# abstract algebra help

• Apr 1st 2009, 02:40 PM
dori1123
abstract algebra help
Show that if the field $K$ is generated over $F$ by the elements $\alpha_1, \alpha_2, ..., \alpha_n,
$
, where each $\alpha_i$ is not algebraic over $F$, then an automorphism $\sigma$ of $K$ fixing $F$ is uniquely determined by $\sigma(\alpha_1), \sigma(\alpha_2), ..., \sigma(\alpha_n)
$
. In particular, show that an automorphism fixes $K$ if and only if it fixes a set of generators for $K$.

I think I need to define $K$, but I'm not sure how to do it. Can anyone help?
• Apr 1st 2009, 07:16 PM
NonCommAlg
Quote:

Originally Posted by dori1123
Show that if the field $K$ is generated over $F$ by the elements $\alpha_1, \alpha_2, ..., \alpha_n,
$
, where each $\alpha_i$ is not algebraic over $F$, then an automorphism $\sigma$ of $K$ fixing $F$ is uniquely determined by $\sigma(\alpha_1), \sigma(\alpha_2), ..., \sigma(\alpha_n)
$
. In particular, show that an automorphism fixes $K$ if and only if it fixes a set of generators for $K$.

I think I need to define $K$, but I'm not sure how to do it. Can anyone help?

are you sure the assumption is not that "the set $\{\alpha_1, \alpha_2, \cdots , \alpha_n \}$ is algebraically independent over $F$ ?" this is very different from "each $\alpha_i$ being transcendental (= not algebraic) over $F$."
• Apr 1st 2009, 07:56 PM
dori1123
Quote:

Originally Posted by NonCommAlg
are you sure the assumption is not that "the set $\{\alpha_1, \alpha_2, \cdots , \alpha_n \}$ is algebraically independent over $F$ ?" this is very different from "each $\alpha_i$ being transcendental (= not algebraic) over $F$."

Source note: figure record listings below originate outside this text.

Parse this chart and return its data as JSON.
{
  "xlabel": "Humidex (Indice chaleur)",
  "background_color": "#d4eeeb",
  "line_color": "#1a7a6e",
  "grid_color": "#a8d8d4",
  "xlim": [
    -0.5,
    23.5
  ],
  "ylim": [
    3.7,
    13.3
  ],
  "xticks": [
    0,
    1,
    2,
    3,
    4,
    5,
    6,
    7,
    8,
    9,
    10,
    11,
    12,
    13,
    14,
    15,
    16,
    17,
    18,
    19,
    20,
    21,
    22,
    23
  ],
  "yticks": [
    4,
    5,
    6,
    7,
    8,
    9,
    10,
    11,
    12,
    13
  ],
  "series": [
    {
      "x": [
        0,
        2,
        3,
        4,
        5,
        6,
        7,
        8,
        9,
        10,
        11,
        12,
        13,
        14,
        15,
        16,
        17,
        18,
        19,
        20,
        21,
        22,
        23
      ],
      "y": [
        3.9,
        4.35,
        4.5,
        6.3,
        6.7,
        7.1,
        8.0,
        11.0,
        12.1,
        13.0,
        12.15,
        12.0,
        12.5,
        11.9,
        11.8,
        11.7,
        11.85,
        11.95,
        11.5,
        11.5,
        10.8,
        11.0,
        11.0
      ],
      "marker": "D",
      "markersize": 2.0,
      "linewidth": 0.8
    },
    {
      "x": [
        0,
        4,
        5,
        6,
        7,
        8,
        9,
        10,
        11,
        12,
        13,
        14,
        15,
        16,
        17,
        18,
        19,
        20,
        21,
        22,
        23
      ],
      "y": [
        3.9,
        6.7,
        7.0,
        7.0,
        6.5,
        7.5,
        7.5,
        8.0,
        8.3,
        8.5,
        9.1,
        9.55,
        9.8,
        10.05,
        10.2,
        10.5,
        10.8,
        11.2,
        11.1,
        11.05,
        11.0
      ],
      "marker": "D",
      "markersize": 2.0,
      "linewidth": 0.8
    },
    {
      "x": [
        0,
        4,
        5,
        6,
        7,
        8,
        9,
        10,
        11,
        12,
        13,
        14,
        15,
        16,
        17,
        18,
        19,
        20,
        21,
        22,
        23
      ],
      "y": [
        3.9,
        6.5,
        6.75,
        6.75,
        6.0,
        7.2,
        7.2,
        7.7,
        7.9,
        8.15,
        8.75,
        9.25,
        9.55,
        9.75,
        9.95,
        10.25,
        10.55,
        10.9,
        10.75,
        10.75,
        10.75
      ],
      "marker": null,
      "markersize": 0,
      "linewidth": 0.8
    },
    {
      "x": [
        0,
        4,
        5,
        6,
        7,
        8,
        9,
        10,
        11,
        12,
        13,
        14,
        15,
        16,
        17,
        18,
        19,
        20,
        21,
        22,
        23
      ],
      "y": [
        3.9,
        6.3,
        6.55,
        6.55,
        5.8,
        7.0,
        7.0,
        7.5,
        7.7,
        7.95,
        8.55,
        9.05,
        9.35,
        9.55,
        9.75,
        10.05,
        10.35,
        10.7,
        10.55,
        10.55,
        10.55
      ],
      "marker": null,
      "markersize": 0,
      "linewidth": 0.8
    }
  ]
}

Yes, it says "do not assume the $\alpha$'s are algebraic over $F$
• Apr 1st 2009, 09:58 PM
NonCommAlg
Quote:

Originally Posted by dori1123

Yes, it says "do not assume the $\alpha$'s are algebraic over $F$

every element of $K$ is in the form $u=\frac{P(\alpha_1, \cdots , \alpha_n)}{Q(\alpha_1, \cdots , \alpha_n)},$ where $P, Q$ are polynomials in $\alpha_1, \cdots , \alpha_n$ with coefficients in $F$ and $Q(\alpha_1, \cdots , \alpha_n) \neq 0.$ if $\alpha_i$ were algebraic over $F,$ then elements of $K$

would have simpler forms, that is in the form $P(\alpha_1, \cdots , \alpha_n).$ anyway, if $\sigma$ is an $F$ automorphism of $K,$ then $\sigma(u)=\frac{P(\sigma(\alpha_1), \cdots , \sigma(\alpha_n))}{Q(\sigma(\alpha_1), \cdots , \sigma(\alpha_n))}.$ now you should be able to solve your problem easily.